As far as I understand, /etc/init.d/cgroups shouldn't start in a container.

description="Mount the control groups."

: "${cgroup_opts:="nodev,noexec,nosuid"}"

depend()
{
	keyword -docker -podman -prefix -systemd-nspawn -vserver -wsl
	after sysfs
}

In container root cgroup2 already mounted by lxc, before init run.
In alpine linux container template /etc/init.d/cgroups disabled by default.

[acrix]

As solution /etc/init.d/cgroups can start in any environment but must check if cgroup2 already mounted and skip mount , just populate cgroup.subtree_control, but init process must move self in subtree ( if pid 1 move to subtree, is then all subprocess moved also?). Or container supervisor must set cgroup.subtree_control before run init.

[pva]

@navi-desu On the affected server PID 1 is actually sysvinit, not openrc-init. I was able to move it by hand into a child cgroup, together with the other processes from the cgroup v2 root, and after that cgroup.subtree_control could be populated and Docker resource accounting started working.

Do you have a particular sysvinit setup in mind where moving those processes to a child cgroup would not be valid?

@acrix I do not think OpenRC should generally assume that the cgroups service is irrelevant in containers.

There is some history here: cgroups mounting was split out of sysfs exactly to make it possible to handle cgroups in LXC/LXD containers. The Linux Containers discussion mentions that LXD developers expected OpenRC to mount cgroups inside the container, and the linked OpenRC fix says this was necessary for LXC/LXD:
https://discuss.linuxcontainers.org/t/running-lxd-an-openrc-container-on-a-openrc-system-trouble-with-cgroups/843

In modern Incus/LXC containers the cgroup2 filesystem may already be mounted by the container manager, but that does not make the OpenRC cgroups service useless. In this case the important part is enabling delegated controllers in
cgroup.subtree_control.

Configuring cgroup.subtree_control from the container supervisor could work for some setups, but it is a bad fit for our use case. I need the container to run as a full OS that can start Docker/containerd and manage resource accounting from inside the container. If OpenRC's cgroups service is enabled and it attempts to set up cgroup v2 controllers, it should make the delegated hierarchy valid before writing cgroup.subtree_control.

[pva]

Proposed fix:

Before OpenRC enables cgroup v2 subtree controllers, move all PIDs out of the cgroup v2 root into a dedicated rc.init cgroup.

I was initially unsure whether this should be done only in containers or also on regular hosts. I think it is better to do it unconditionally for cgroup v2, because:

1. As far as I understand, there is no fully reliable way for OpenRC to detect that the current cgroup namespace root is a delegated container root rather than the real host root.
2. systemd also keeps init in a separate init.scope, which serves the same basic purpose: the cgroup root is kept as a parent cgroup, not as a place for running processes.

So the patch makes this part of the normal cgroup v2 setup rather than a container-specific workaround.

I have not tested the patch in the affected Incus setup yet, and that will take some time, but the manual workaround using the same idea fixed the issue there.

The fix is applied to both unified and hybrid cgroup modes.
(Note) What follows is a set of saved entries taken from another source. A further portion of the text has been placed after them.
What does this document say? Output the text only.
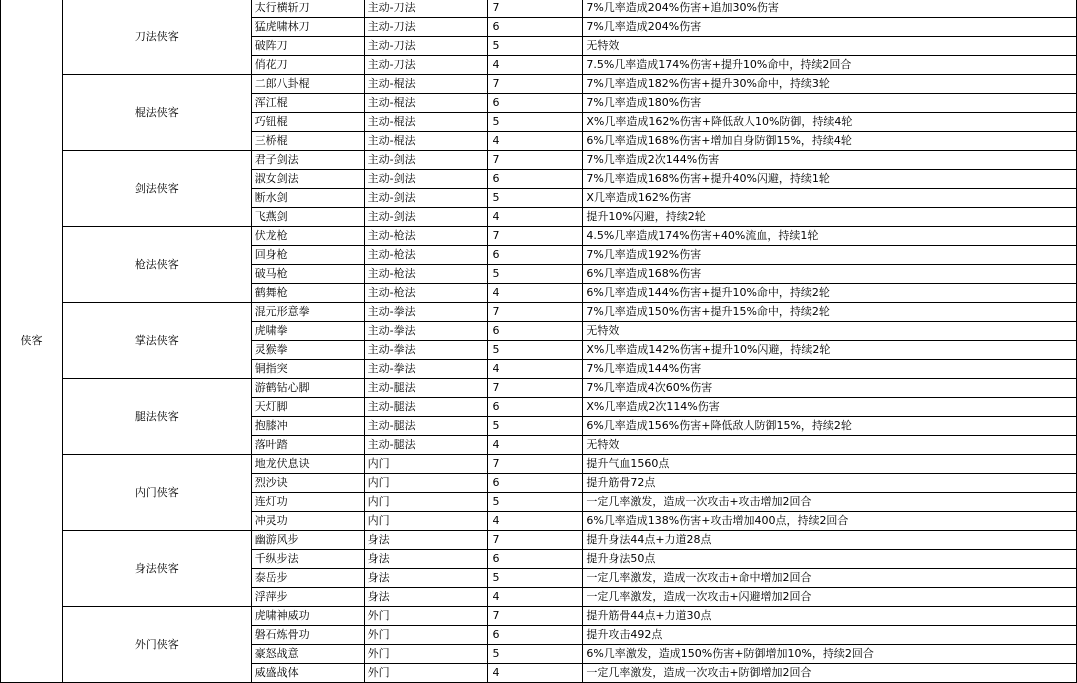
侠客	刀法侠客	太行横斩刀	主动-刀法	7	7%几率造成204%伤害+追加30%伤害
		猛虎啸林刀	主动-刀法	6	7%几率造成204%伤害
		破阵刀	主动-刀法	5	无特效
		俏花刀	主动-刀法	4	7.5%几率造成174%伤害+提升10%命中，持续2回合
	棍法侠客	二郎八卦棍	主动-棍法	7	7%几率造成182%伤害+提升30%命中，持续3轮
		浑江棍	主动-棍法	6	7%几率造成180%伤害
		巧钮棍	主动-棍法	5	X%几率造成162%伤害+降低敌人10%防御，持续4轮
		三桥棍	主动-棍法	4	6%几率造成168%伤害+增加自身防御15%，持续4轮
	剑法侠客	君子剑法	主动-剑法	7	7%几率造成2次144%伤害
		淑女剑法	主动-剑法	6	7%几率造成168%伤害+提升40%闪避，持续1轮
		断水剑	主动-剑法	5	X几率造成162%伤害
		飞燕剑	主动-剑法	4	提升10%闪避，持续2轮
	枪法侠客	伏龙枪	主动-枪法	7	4.5%几率造成174%伤害+40%流血，持续1轮
		回身枪	主动-枪法	6	7%几率造成192%伤害
		破马枪	主动-枪法	5	6%几率造成168%伤害
		鹤舞枪	主动-枪法	4	6%几率造成144%伤害+提升10%命中，持续2轮
	掌法侠客	混元形意拳	主动-拳法	7	7%几率造成150%伤害+提升15%命中，持续2轮
		虎啸拳	主动-拳法	6	无特效
		灵猴拳	主动-拳法	5	X%几率造成142%伤害+提升10%闪避，持续2轮
		铜指突	主动-拳法	4	7%几率造成144%伤害
	腿法侠客	游鹤钻心脚	主动-腿法	7	7%几率造成4次60%伤害
		天灯脚	主动-腿法	6	X%几率造成2次114%伤害
		抱膝冲	主动-腿法	5	6%几率造成156%伤害+降低敌人防御15%，持续2轮
		落叶踏	主动-腿法	4	无特效
	内门侠客	地龙伏息诀	内门	7	提升气血1560点
		烈沙诀	内门	6	提升筋骨72点
		连灯功	内门	5	一定几率激发，造成一次攻击+攻击增加2回合
		冲灵功	内门	4	6%几率造成138%伤害+攻击增加400点，持续2回合
	身法侠客	幽游风步	身法	7	提升身法44点+力道28点
		千纵步法	身法	6	提升身法50点
		泰岳步	身法	5	一定几率激发，造成一次攻击+命中增加2回合
		浮萍步	身法	4	一定几率激发，造成一次攻击+闪避增加2回合
	外门侠客	虎啸神威功	外门	7	提升筋骨44点+力道30点
		磐石炼骨功	外门	6	提升攻击492点
		豪怒战意	外门	5	6%几率激发，造成150%伤害+防御增加10%，持续2回合
		威盛战体	外门	4	一定几率激发，造成一次攻击+防御增加2回合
It only affects the cgroup v2 hierarchy.

[acrix]

I think it is better to do it unconditionally for cgroup v2

good decision

there is no fully reliable way for OpenRC to detect

sure, but i think it good idea check if cgroup2 already mounted before mount, description of cgroups service "Mount the control groups.", better description "Enable the control groups."